13. Even those who hear him are wont to ask him: Well, what happened to that sick person? And he replies to them, Blessed be God, he will come out of this, and if, God forbid, this is not so, he will bend his hands downward and say in a voice filled with sorrow: His memory, blessed be he, will pass away within a few months.

14. It is well known that for every patient, his family consults with people who are considered experts on the subject, such as Benny Fisher, Hananiah Cholak, or Elimelech Firr, who is considered a great expert. It is common for family members to respond and say things like: 'Firrr said not to operate in Israel,' or 'Firrr said that this operation will not help and it is not worth going into.' Fuhrer also said that 'it is worth taking him out of Beilinson and transferring him to Ein Kerem,' and it is known that his words are heard and accepted by all who hear them because of their experience.

15. The Israelites used to ask the distant relatives of the sick whether they had sought blessings from the great men of the generation, and they would answer them and say that they had done everything in both the medical field and the spiritual channel. And when they were asked what the great man said - they used to reply: 'What did you think he said? May he bless you with complete recovery'! And some would add: Stop bothering you.

16. Since the patient's soul has departed, they immediately pass on the news in WhatsApp groups and announce that the patient is no longer with us. The news is usually passed on quickly, and within an hour, the Haredi news sites announce the man's passing and explain that this is a serious tragedy, since until now we have only known tragedies that are not serious.

17. Upon the death of a young man or woman, it is customary to ask how many children the man has, and more specifically how old they are. The great scholars have already said that it is appropriate to say in the following terms: All are under the age of a mitzvah, and the youngest is two years and days old.
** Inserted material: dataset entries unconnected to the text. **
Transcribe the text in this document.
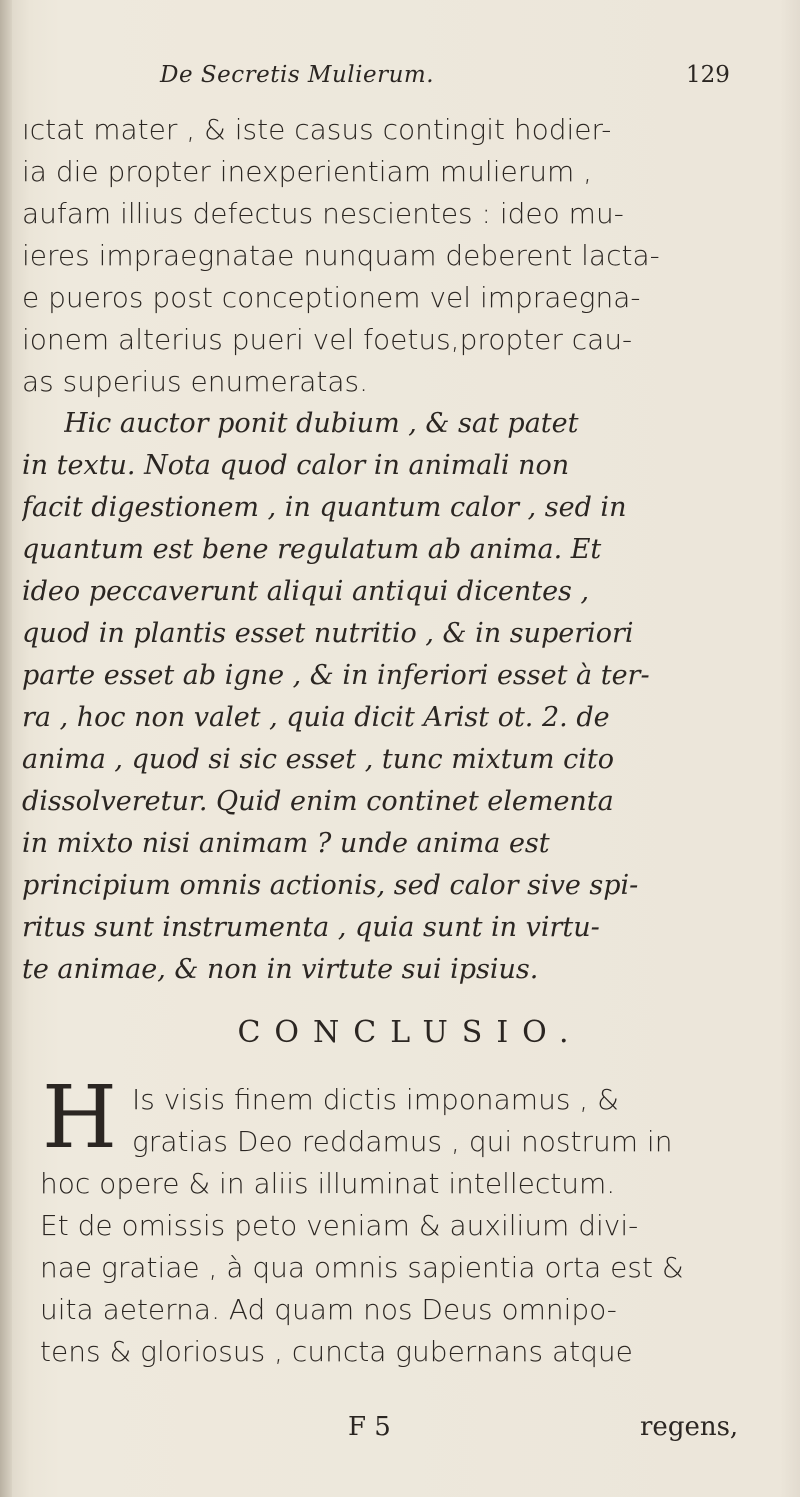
De Secretis Mulierum.	129
ıctat mater , & iste casus contingit hodier-
ia die propter inexperientiam mulierum ,
aufam illius defectus nescientes : ideo mu-
ieres impraegnatae nunquam deberent lacta-
e pueros post conceptionem vel impraegna-
ionem alterius pueri vel foetus,propter cau-
as superius enumeratas.
Hic auctor ponit dubium , & sat patet
in textu. Nota quod calor in animali non
facit digestionem , in quantum calor , sed in
quantum est bene regulatum ab anima. Et
ideo peccaverunt aliqui antiqui dicentes ,
quod in plantis esset nutritio , & in superiori
parte esset ab igne , & in inferiori esset à ter-
ra , hoc non valet , quia dicit Arist ot. 2. de
anima , quod si sic esset , tunc mixtum cito
dissolveretur. Quid enim continet elementa
in mixto nisi animam ? unde anima est
principium omnis actionis, sed calor sive spi-
ritus sunt instrumenta , quia sunt in virtu-
te animae, & non in virtute sui ipsius.
CONCLUSIO.
H Is visis finem dictis imponamus , &
gratias Deo reddamus , qui nostrum in
hoc opere & in aliis illuminat intellectum.
Et de omissis peto veniam & auxilium divi-
nae gratiae , à qua omnis sapientia orta est &
uita aeterna. Ad quam nos Deus omnipo-
tens & gloriosus , cuncta gubernans atque
F 5	regens,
At that moment, one of the group stands up and says in a voice filled with wisdom that this little one will not deserve to know his father, and that the deceased did not succeed in leading any of his children to the wedding. And those who hear are accustomed to bow their heads in agreement with the words of wisdom he has spoken.

18. The man has passed away, and the funeral is already being announced in the holy language in which everyone is accustomed to speaking. During the funeral, the people will watch the immediate relatives of the deceased in order to understand and notice how they react. Did they cry, blush, or smile as a nervous reaction? And he will make this arrangement: he will first look at his children, then at his wife, and finally at his parents. And the most elegant viewing is during the Kaddish, when the deceased's tender children say the prayer in a broken voice.

19. A week after the funeral, the meticulous ones would cluck their tongues and say, "Poor widow," "Poor children," and would make sure to check whether the deceased was a subscriber to the "Arabs" fund, and if not, whether they were collecting money for him.

20. Because seven days have passed, people forget about the deceased and are preoccupied with the next patient, until it seems that he has passed and is forgotten from the world.